Suzanne Stewart
Staff Writer
‘Garden on, girl!’
During this year’s Pioneer Days, a woman yelled this phrase out her car window as she drove by Melinda Moore’s house on Second Avenue in Marlinton. Moore was in the front yard tending to her multitude of flowers, house plants and succulent fairy gardens that surround her front porch.
For most of her life, Moore has been gardening. Growing up on Jerico Road, Moore helped her grandmother, Eula Moore, with her gardens.
“I always joked with my kids as we were driving and saw yellow mustard growing alongside the road because when we were kids, we picked that out of the fields,” she said. “My grandma and grandpa Moore always gardened. They had four or five gardens.”
Moore has always had a knack for gardening and about eight years ago, she started a hobby that has become popular online – creating fairy gardens.
A fairy garden is a container – anything from an old wash tub or ceramic planter to old rain boots – with small plants and miniature characters, animals, houses and supplies creating a whimsical scene.
After seeing fairy gardens online and coming home with a pair of succulent plants, Moore decided to try her hand at making her own.

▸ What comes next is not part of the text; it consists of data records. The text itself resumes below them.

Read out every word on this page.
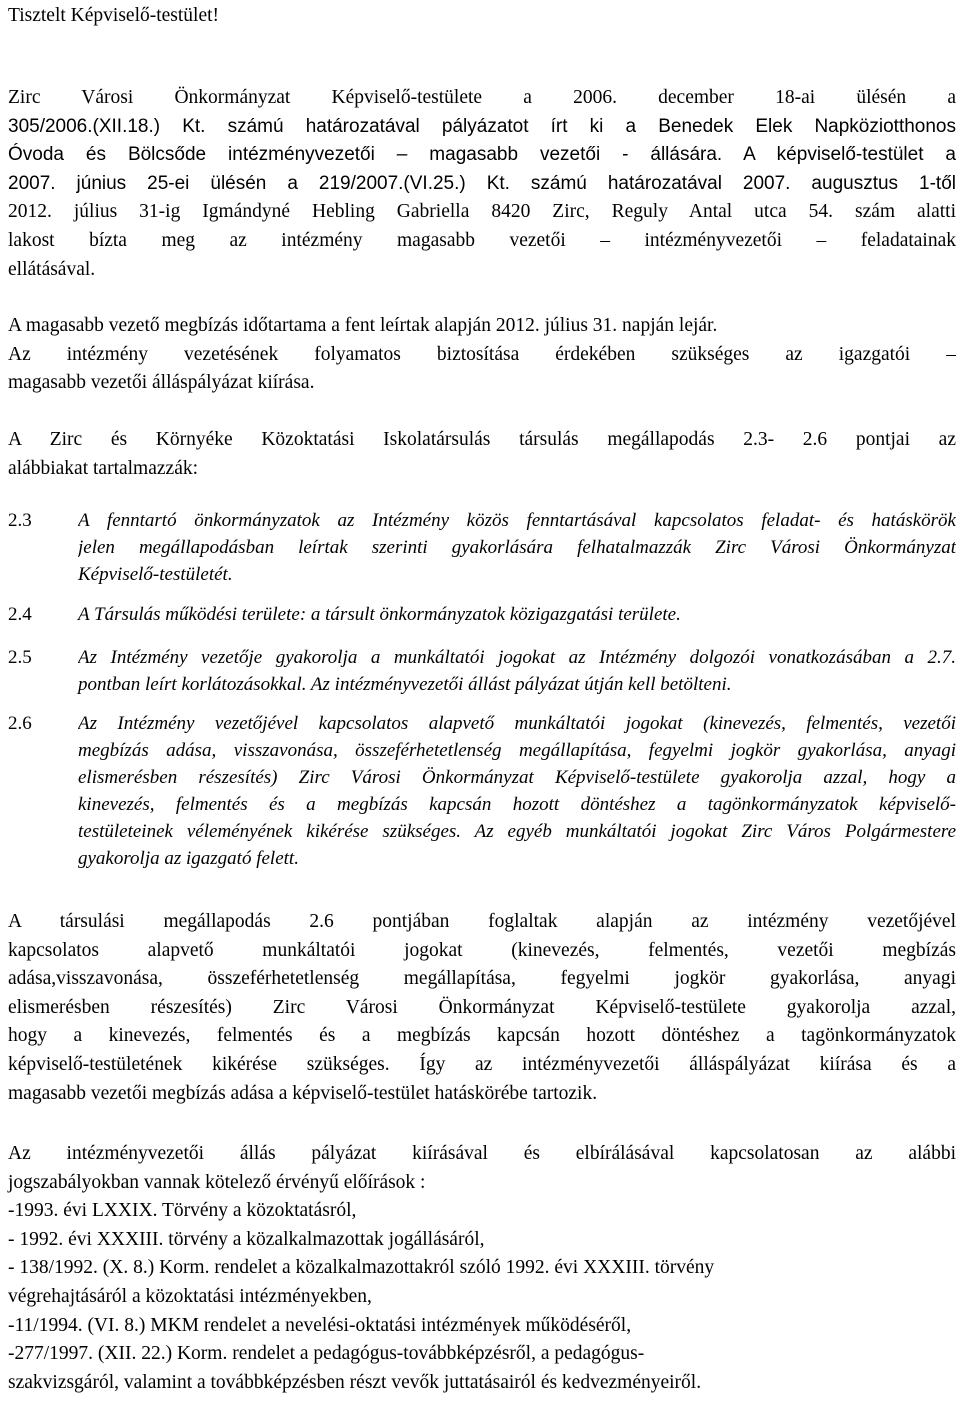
Tisztelt Képviselő-testület!
Zirc Városi Önkormányzat Képviselő-testülete a 2006. december 18-ai ülésén a
305/2006.(XII.18.) Kt. számú határozatával pályázatot írt ki a Benedek Elek Napköziotthonos
Óvoda és Bölcsőde intézményvezetői – magasabb vezetői - állására. A képviselő-testület a
2007. június 25-ei ülésén a 219/2007.(VI.25.) Kt. számú határozatával 2007. augusztus 1-től
2012. július 31-ig Igmándyné Hebling Gabriella 8420 Zirc, Reguly Antal utca 54. szám alatti
lakost bízta meg az intézmény magasabb vezetői – intézményvezetői – feladatainak
ellátásával.
A magasabb vezető megbízás időtartama a fent leírtak alapján 2012. július 31. napján lejár.
Az intézmény vezetésének folyamatos biztosítása érdekében szükséges az igazgatói –
magasabb vezetői álláspályázat kiírása.
A Zirc és Környéke Közoktatási Iskolatársulás társulás megállapodás 2.3- 2.6 pontjai az
alábbiakat tartalmazzák:
2.3	A fenntartó önkormányzatok az Intézmény közös fenntartásával kapcsolatos feladat- és hatáskörök
jelen megállapodásban leírtak szerinti gyakorlására felhatalmazzák Zirc Városi Önkormányzat
Képviselő-testületét.
2.4	A Társulás működési területe: a társult önkormányzatok közigazgatási területe.
2.5	Az Intézmény vezetője gyakorolja a munkáltatói jogokat az Intézmény dolgozói vonatkozásában a 2.7.
pontban leírt korlátozásokkal. Az intézményvezetői állást pályázat útján kell betölteni.
2.6	Az Intézmény vezetőjével kapcsolatos alapvető munkáltatói jogokat (kinevezés, felmentés, vezetői
megbízás adása, visszavonása, összeférhetetlenség megállapítása, fegyelmi jogkör gyakorlása, anyagi
elismerésben részesítés) Zirc Városi Önkormányzat Képviselő-testülete gyakorolja azzal, hogy a
kinevezés, felmentés és a megbízás kapcsán hozott döntéshez a tagönkormányzatok képviselő-
testületeinek véleményének kikérése szükséges. Az egyéb munkáltatói jogokat Zirc Város Polgármestere
gyakorolja az igazgató felett.
A társulási megállapodás 2.6 pontjában foglaltak alapján az intézmény vezetőjével
kapcsolatos alapvető munkáltatói jogokat (kinevezés, felmentés, vezetői megbízás
adása,visszavonása, összeférhetetlenség megállapítása, fegyelmi jogkör gyakorlása, anyagi
elismerésben részesítés) Zirc Városi Önkormányzat Képviselő-testülete gyakorolja azzal,
hogy a kinevezés, felmentés és a megbízás kapcsán hozott döntéshez a tagönkormányzatok
képviselő-testületének kikérése szükséges. Így az intézményvezetői álláspályázat kiírása és a
magasabb vezetői megbízás adása a képviselő-testület hatáskörébe tartozik.
Az intézményvezetői állás pályázat kiírásával és elbírálásával kapcsolatosan az alábbi
jogszabályokban vannak kötelező érvényű előírások :
-1993. évi LXXIX. Törvény a közoktatásról,
- 1992. évi XXXIII. törvény a közalkalmazottak jogállásáról,
- 138/1992. (X. 8.) Korm. rendelet a közalkalmazottakról szóló 1992. évi XXXIII. törvény
végrehajtásáról a közoktatási intézményekben,
-11/1994. (VI. 8.) MKM rendelet a nevelési-oktatási intézmények működéséről,
-277/1997. (XII. 22.) Korm. rendelet a pedagógus-továbbképzésről, a pedagógus-
szakvizsgáról, valamint a továbbképzésben részt vevők juttatásairól és kedvezményeiről.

“I brought these succulents home, and I learned that you can start them anywhere,” she said. “I saw ideas online and things like that. I did one for Jessica [Hefner] – she has it at her beauty shop. I made a horse themed one for a little girl for her birthday. I made a little camping scene.

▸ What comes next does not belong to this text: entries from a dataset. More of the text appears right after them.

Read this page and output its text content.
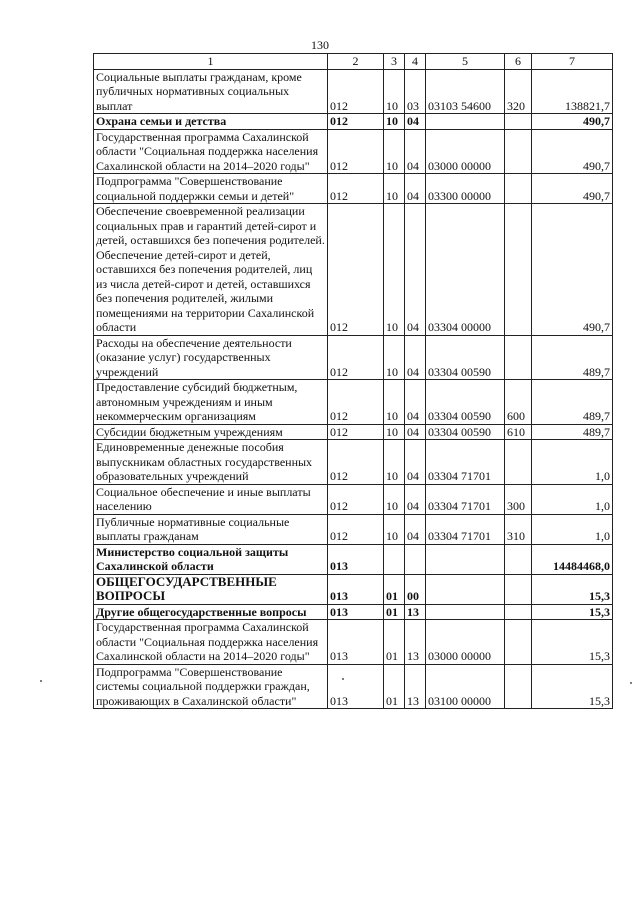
130
1	2	3	4	5	6	7
Социальные выплаты гражданам, кроме публичных нормативных социальных выплат	012	10	03	03103 54600	320	138821,7
Охрана семьи и детства	012	10	04			490,7
Государственная программа Сахалинской области "Социальная поддержка населения Сахалинской области на 2014–2020 годы"	012	10	04	03000 00000		490,7
Подпрограмма "Совершенствование социальной поддержки семьи и детей"	012	10	04	03300 00000		490,7
Обеспечение своевременной реализации социальных прав и гарантий детей-сирот и детей, оставшихся без попечения родителей. Обеспечение детей-сирот и детей, оставшихся без попечения родителей, лиц из числа детей-сирот и детей, оставшихся без попечения родителей, жилыми помещениями на территории Сахалинской области	012	10	04	03304 00000		490,7
Расходы на обеспечение деятельности (оказание услуг) государственных учреждений	012	10	04	03304 00590		489,7
Предоставление субсидий бюджетным, автономным учреждениям и иным некоммерческим организациям	012	10	04	03304 00590	600	489,7
Субсидии бюджетным учреждениям	012	10	04	03304 00590	610	489,7
Единовременные денежные пособия выпускникам областных государственных образовательных учреждений	012	10	04	03304 71701		1,0
Социальное обеспечение и иные выплаты населению	012	10	04	03304 71701	300	1,0
Публичные нормативные социальные выплаты гражданам	012	10	04	03304 71701	310	1,0
Министерство социальной защиты Сахалинской области	013					14484468,0
ОБЩЕГОСУДАРСТВЕННЫЕ ВОПРОСЫ	013	01	00			15,3
Другие общегосударственные вопросы	013	01	13			15,3
Государственная программа Сахалинской области "Социальная поддержка населения Сахалинской области на 2014–2020 годы"	013	01	13	03000 00000		15,3
Подпрограмма "Совершенствование системы социальной поддержки граждан, проживающих в Сахалинской области"	013	01	13	03100 00000		15,3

“Sometimes a container will catch my eye like, ‘Hmm, I can make something out of that,’” she said. “Sometimes I see ideas on the Internet and go from there.”
The first fairy garden Moore made is in a large wash tub and contains a farm scene with a rabbit hutch, free range chickens, a farmhouse with gnomes inhabiting the space. It once had succulents among the items.
Moore bought a lot of the miniatures online, but has learned there are places in the county where she can find what she needs, as well.
“I drive down to Jack Horner’s at Seebert just to buy stuff,” she said. “He has these miniature animals down there.”
Moore finds inspiration everywhere she looks and continues to make fairy gardens, using everyday objects as planters for her succulents and other plants.
While the fairy gardens are self-contained, Moore’s love for gardening and growing plants has expanded from her front porch into the front and side yards of her house, as well as into a large garden on the adjacent lot.
“I have a big garden,” she said. “I never got into canning, though. I just share with the neighborhood.”
Included in her flower beds is an old toy Tonka truck filled with succulents, a small boat filled with flowers, a pond with a waterfall and a moon flower which only blooms at dusk.
When she needs help with the heavy lifting of constructing something large, like the pond, Moore enlists the help of her partner, Chuck Sheets.
“That was a lot of work,” Moore said, pointing to the pond. “It’s not too much to upkeep now, it was just getting it installed. I drug that pond from work. I work at the Beckwith Farm, and it was out in the garage. I ordered a waterfall box. When Chuck started – it had one big rock, and I wanted a waterfall box. We ended up with Mount Everest.
“It was like a mild divorce before we were finished,” she added, laughing.
Standing back and looking at Moore’s yard and garden, it looks like a human size version of one of her fairy gardens.
In front of the garden is a bench with a pair of jeans and boots in the seated position, filled with dirt and flowers. In the garden, CDs glitter in the sun as defense against pests, and in the front corner, a pole holds a former ceiling fan which Moore and Sheets turned into a windmill painted like a sunflower.
“I tried it with just the ceiling fan blades, but it would hardly turn,” Moore said. “So, I went to Glades and got some flooring. That’s what is on there now. It turns in a good breeze.”
Everywhere she looks, Moore sees project ideas and even has friends and family collecting items they think she might be able to use in either her life size garden or fairy gardens.
“That was a Nativity set,” she said, pointing to a two-story rustic fairy garden cabin. “My mom bought me that at a yard sale because she knows how I am. I had Chuck cut out the two-level story, then I made the second level.”
She even “threatens” to use items Sheets has brought home.
“Chuck dragged a flat bottom boat home the other summer,” she said. “I keep threatening that if he doesn’t use it, I was going to put it in the side lot and put a pond in it with flowers. Now, he has this junker cabin back here, and I said, ‘I’m telling you what, next spring, if that thing is still sitting there, I’m putting it in the side lot, and I’m painting it purple, and I’m putting flowers around it.’”
Moore hopes to share her gardening knowledge with the community by offering a class at the Community Wellness Center in Marlinton.
“I volunteer at the Wellness Center with the kids,” she said. “I’m thinking I might do a little class about seeds in the fall.”
Moore is happy to carry on the traditions she learned from her grandparents, as well as add to that knowledge with her artistic flair.
“It draws me in,” she said of gardening. “I enjoy it. I’d say my granny, Eula, is why. We grew up right around the road from her – gardening, seeding – I live for summer.”